Jackson retired the next two hitters, but consecutive singles from Paul DeJong and Kolten Wong forced Atlanta manager Brian Snitker to call on Melancon for the four-out save. Pinch-hitter Matt Carpenter battled Melancon over the course of a full count, then dumped a single into left field, scoring DeJong to tie the game before Wong was thrown out at home.
Melancon fared even worse in the ninth. After one out, he allowed a single-single-walk sequence to load the bases. Then St. Louis gained its first lead of the game, courtesy of a two-run Marcell Ozuna double, and three batters later, Wong got in on the fun with a two-run double of his own. Atlanta rallied for three runs in the bottom of the ninth as Acuña and Freddie Freeman homered, but the Braves couldn’t plate the final tying run.
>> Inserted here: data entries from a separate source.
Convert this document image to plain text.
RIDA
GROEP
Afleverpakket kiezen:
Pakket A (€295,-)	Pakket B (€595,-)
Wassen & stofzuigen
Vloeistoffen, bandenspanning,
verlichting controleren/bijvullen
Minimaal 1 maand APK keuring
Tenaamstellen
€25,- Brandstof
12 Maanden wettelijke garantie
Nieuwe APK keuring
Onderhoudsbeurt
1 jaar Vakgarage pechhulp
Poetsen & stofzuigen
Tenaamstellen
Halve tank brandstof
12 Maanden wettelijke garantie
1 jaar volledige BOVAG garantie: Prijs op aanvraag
Had his bullpen done the job, Snitker would deserve applause for his adept management throughout the game. Keuchel didn’t have his sharpest stuff and allowed eight baserunners in 4 2/3 innings, so Snitker lifted him early despite the fact that only one run had scored. And until the final two innings, Atlanta’s procession of relievers kept St. Louis off the scoreboard. Overall, just two runs were scored while the first five Braves pitchers were on the mound—and five scored in Melancon’s time alone.
Martin’s injury, which forced an unexpected shuffle of relievers in the eighth, might end up swinging the series. After he departed and walked down the dugout steps toward the clubhouse while clutching his side, Atlanta’s worst problem arose at the worst time. Now the Braves must beat Flaherty or head to St. Louis down 2-0. They’re already in trouble, historically speaking: Under the 2-2-1 playoff format, home teams that drop the first game are just 10-26 in their respective series, and home teams that lose the first two games are a grim 2-13. (The two winners each produced iconic plays: the Derek Jeter flip in the Yankees’ 2001 ALDS win against Oakland, and José Bautista’s home run that lifted the Blue Jays over the Rangers in 2015.)
The series isn’t over, of course. No team can lose a best-of-five series after just one game, no matter how disheartening the first defeat. But the odd scenario of the Cardinals’ pitching setup makes this a tougher circumstance for the Braves: Because Flaherty needed to throw in the final game of the regular season to clinch the NL Central, he wasn’t available until Game 2, which turned Game 1 into a quasi-must-win for the home team. The Braves failed that test and squandered one prime opportunity to win a home game in this series. It’s unclear whether they’ll get another.